"Often have I been so blessed as to be caused to shed tears of joy and pride at hearing proofs of his tenderness, kindness, and generosity related by the recipients of some token of his nobleness, but of which we never should have heard from himself."
A little incident may illustrate this trait of his disposition. In 1862, a "Loan Court" was held in London, at which there was a most magnificent display of jewels and plate of all kinds, contributed by their owners to be exhibited for the gratification of the public. A friend, who held him in the highest veneration, returning from this brilliant show, expressed regret that Mr. Webb had not furnished one of the stands, by sending the splendid silver candelabra presented to him by the French Emperor, with the many silver cups and medals he had won. Mr. Webb replied, that the mercies God had blessed him with, and the successes He had awarded to him, might have been sent to teach him humility, and not given to parade before the world.
It is one of the most striking proofs of his great and pure-heartedness, that, notwithstanding nearly forty consecutive years of vigorous and successful competition with the leading agriculturists of Great Britain and other countries, none of the victories he won over them, or the eminence he attained, ever made him an enemy. When we consider the eager ambitions and excited sensibilities that enter into these competitions, this fact in itself shows what manner of man he was in his disposition and deportment.

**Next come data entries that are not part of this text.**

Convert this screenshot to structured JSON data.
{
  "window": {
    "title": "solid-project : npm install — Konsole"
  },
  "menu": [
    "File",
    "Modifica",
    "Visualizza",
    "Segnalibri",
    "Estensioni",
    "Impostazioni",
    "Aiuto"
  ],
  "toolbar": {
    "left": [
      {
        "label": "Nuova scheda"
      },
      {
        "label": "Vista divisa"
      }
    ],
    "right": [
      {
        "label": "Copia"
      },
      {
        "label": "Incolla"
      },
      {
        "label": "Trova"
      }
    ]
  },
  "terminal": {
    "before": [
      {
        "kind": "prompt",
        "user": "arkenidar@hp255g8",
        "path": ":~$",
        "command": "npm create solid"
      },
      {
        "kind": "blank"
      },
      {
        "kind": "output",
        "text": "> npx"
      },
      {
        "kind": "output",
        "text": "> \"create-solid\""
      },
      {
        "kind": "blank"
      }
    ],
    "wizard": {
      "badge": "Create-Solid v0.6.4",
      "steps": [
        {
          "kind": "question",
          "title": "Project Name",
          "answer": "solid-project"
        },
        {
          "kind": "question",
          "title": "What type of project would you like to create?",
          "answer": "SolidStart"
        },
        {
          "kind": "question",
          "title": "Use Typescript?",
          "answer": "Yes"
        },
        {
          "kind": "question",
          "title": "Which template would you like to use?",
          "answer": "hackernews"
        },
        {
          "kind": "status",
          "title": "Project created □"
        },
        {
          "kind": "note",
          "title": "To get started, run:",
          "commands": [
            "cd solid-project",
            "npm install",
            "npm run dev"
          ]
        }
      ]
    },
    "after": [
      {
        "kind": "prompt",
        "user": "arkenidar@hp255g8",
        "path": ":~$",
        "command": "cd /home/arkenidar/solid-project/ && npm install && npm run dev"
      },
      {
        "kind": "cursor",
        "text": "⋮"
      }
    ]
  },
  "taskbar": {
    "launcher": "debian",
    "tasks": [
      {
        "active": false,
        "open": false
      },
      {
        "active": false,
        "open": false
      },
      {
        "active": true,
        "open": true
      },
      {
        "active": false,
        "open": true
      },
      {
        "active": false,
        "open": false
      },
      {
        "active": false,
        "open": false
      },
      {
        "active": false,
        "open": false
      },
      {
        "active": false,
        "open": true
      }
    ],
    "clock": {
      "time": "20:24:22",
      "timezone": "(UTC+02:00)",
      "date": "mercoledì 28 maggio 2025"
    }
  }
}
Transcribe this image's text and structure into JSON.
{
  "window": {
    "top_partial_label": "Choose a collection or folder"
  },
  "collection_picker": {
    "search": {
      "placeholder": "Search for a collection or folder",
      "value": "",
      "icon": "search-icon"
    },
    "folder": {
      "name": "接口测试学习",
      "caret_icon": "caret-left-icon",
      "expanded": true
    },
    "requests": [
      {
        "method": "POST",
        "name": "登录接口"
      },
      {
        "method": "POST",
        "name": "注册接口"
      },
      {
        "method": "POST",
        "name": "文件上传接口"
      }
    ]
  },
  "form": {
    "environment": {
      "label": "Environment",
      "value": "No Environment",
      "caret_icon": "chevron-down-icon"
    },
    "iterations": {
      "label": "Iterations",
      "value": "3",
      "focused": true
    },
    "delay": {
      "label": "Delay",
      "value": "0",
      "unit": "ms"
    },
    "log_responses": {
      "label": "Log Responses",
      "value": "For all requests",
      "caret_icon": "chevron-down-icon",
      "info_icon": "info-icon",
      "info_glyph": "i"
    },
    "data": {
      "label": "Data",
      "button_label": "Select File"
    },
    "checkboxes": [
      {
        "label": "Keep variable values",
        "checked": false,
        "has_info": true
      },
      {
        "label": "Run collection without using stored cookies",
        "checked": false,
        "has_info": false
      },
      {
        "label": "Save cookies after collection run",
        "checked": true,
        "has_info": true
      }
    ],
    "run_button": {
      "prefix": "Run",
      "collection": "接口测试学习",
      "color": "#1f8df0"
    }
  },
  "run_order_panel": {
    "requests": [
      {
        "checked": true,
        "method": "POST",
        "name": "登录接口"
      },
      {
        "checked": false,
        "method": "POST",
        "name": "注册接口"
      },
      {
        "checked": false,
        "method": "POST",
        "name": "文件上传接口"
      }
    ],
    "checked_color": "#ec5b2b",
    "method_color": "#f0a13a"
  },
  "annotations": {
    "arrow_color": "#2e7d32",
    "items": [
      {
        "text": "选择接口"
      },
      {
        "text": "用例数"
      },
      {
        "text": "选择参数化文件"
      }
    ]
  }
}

Referring to this aspect of his character, the French writer already cited, M. De La Trehonnais, says of him, while still living -
"There exists no person who has gained the esteem and goodwill of his contemporaries to a higher degree than Mr. Webb. His probity, his scrupulous good faith, his generosity, and the affable equality of his character, have gained for him the respect and affection of every one. Since I have had the honor of knowing him, which is already many years, I have never known of his having a single enemy; and in my constant intercourse with the agricultural classes of England, I have never heard of a single malevolent insinuation respecting him. When we consider how much those who raise themselves in the world above others, are made the butt for the attacks of envy in proportion with their elevation, we may conclude that there are in the character of this wealthy man very solid virtues, well fixed principles, transcendant [sic] merit, to have passed through his long career of success and triumphs without having drawn upon himself the ill-will of a single enemy, or the calumnious shaft of envy."
Nor were these negative virtues, ending where they begun, or enabling him to go through a long life of energetic activities without an enemy. He not only lived at peace with all men, but did his utmost to make them live at peace with each other. Says one who knew him intimately - "I never heard him express a sentiment savoring of enmity to any person, nor could he bear to see it entertained by any one towards another. Even if he heard of an ill-feeling existing between persons, he would, if possible, effect a reconciliation; and his own bright example, and hearty, kind, genial manners always warmed all hearts towards himself. Notwithstanding the numerous calls upon his time, made by public and private business, he did not lose his sweet cheerfulness of temper, and was ever ready in his most busy moments to aid others, if he saw a possibility of so doing." Energy, gentleness, conscientiousness and courtesy were seldom, if ever, blended in such suave accord as in him. These virtues came out, each in its distinctive lustre, under the trials and vexations which try human nature most severely. All who knew him marvelled that he was able to maintain such sweetness and evenness of temper under provocations and difficulties which would have greatly annoyed most men. What he was in these outer circles of his influence, he was, to all the centralization of his virtues, in the heart of his family. Here, indeed, the best graces of his character had their full play and beauty. He was the centre and soul of one of the happiest of earthly homes, attracting to him the affections of every member of the hearth circle that moved in the sleepless light of his life. Here he did not rule, but led by love. It alone dictated, and it alone obeyed. It inspired its like in domestic discipline. Spontaneous reverence for such a father's wish and will superseded the unpleasant necessity of more active parental constraint. To bring a shade of sadness to that venerated face, or a speechless reproach to that benignant eye, was a greater punishment to a temporarily wayward child than any corporal correction could have inflicted.